Besonders deutlich fiel die Genderdifferenz beim Schlaganfall aus: In Verbindung mit einem Vorhofflimmern stieg das Risiko bei Frauen um 305 Prozent, bei Männern um 77 Prozent. Der Geschlechtervergleich ergab ein fast doppelt so hohes Insultrisiko (+ 99 Prozent) für betroffene Frauen.

Ähnlich stark fiel der Unterschied bei der kardiovaskulären Mortalität aus. Sie war bei Frauen mit der Rhythmusstörung um 93 Prozent höher als bei Männern. Die Häufigkeit von kardialen Ereignissen (kardial bedingter Tod oder nicht tödlicher Herzinfarkt) lag um 55 Prozent höher. Eine Herzinsuffizienz entwickelten 16 Prozent mehr Frauen als Männer.

Mehr Todesfälle

In absoluten Zahlen ausgedrückt bedeutet das: Pro 1000 Patienten mit Vorhofflimmern ist bei Frauen im Vergleich zu Männern zusätzlich mit 1,8 Todesfällen, 4,3 kardiovaskulär bedingten Todesfällen, 3,1 Schlaganfällen, 0,6 kardialen Ereignissen und 6,1 Fällen von Herzinsuffizienz zu rechnen.

Warum Frauen mit Vorhofflimmern eine schlechtere Prognose haben als Männer, lässt sich aus der Metaanalyse nicht ableiten. Aufgrund der beobachtenden Natur der Studien lässt sich auch nicht ausschließen, dass nicht beachtete Störfaktoren die Ergebnisse verzerrt haben.

Allerdings sind nur Studien in die Analyse eingeflossen, in denen die geschlechtsspezifischen Risiken unter Berücksichtigung von Alter und kardiovaskulärer Vorgeschichte ermittelt worden waren.

Einer Kohortenstudie aus den 1990er-Jahren zufolge könnte die höhere Komplikationsrate bei Frauen die Folge einer schlechteren Therapie sein. Neuere Studien sprechen jedoch gegen diese Erklärung für die Genderdifferenz, wie Emdin und Kollegen berichten. Alternativ könnten physiologische oder auch psychosoziale Unterschiede der stärkeren Gefährdung von Frauen zugrunde liegen.

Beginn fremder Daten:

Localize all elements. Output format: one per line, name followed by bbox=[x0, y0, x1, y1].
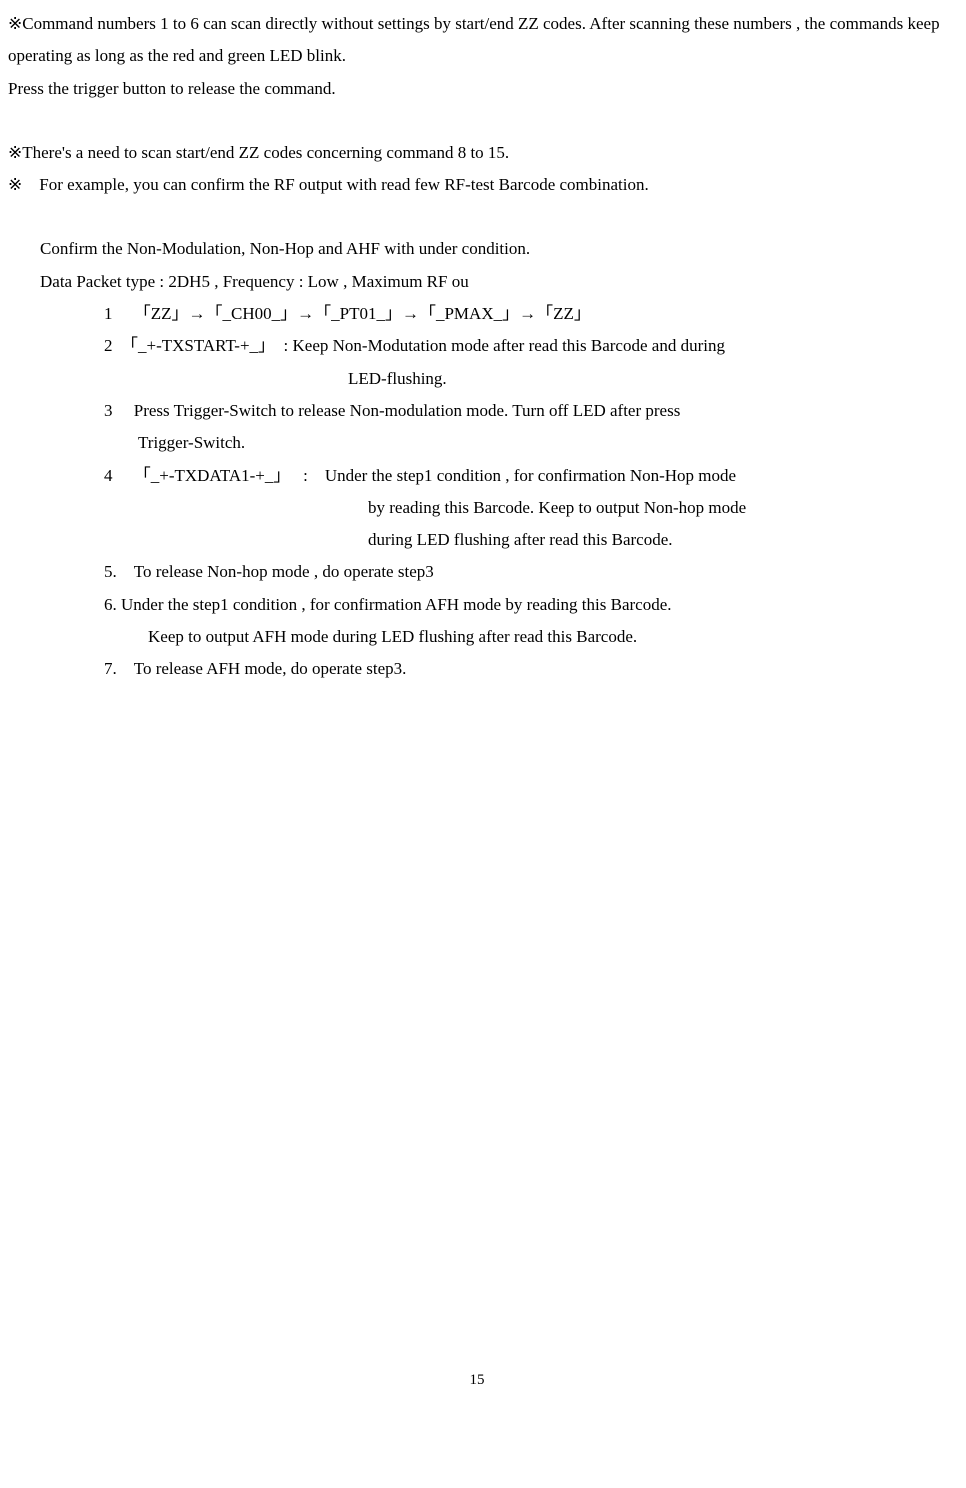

Zum Beispiel weiß man, dass Antiarrhythmika zur Behandlung von Vorhofflimmern bei Frauen mit einem höheren Risiko für - potenziell tödliche - Torsades de pointes verbunden sind.

Auch wenn die Klärung der Ursachen zukünftigen Studien vorbehalten ist, sehen die Autoren jetzt schon Konsequenzen für den Alltag: "Da Frauen mit Vorhofflimmern anscheinend ein höheres Risiko für Tod und kardiovaskuläre Erkrankungen haben als Männer, könnte es angemessen sein, bei ihnen eine aggressivere Behandlung der Risikofaktoren in Betracht ziehen."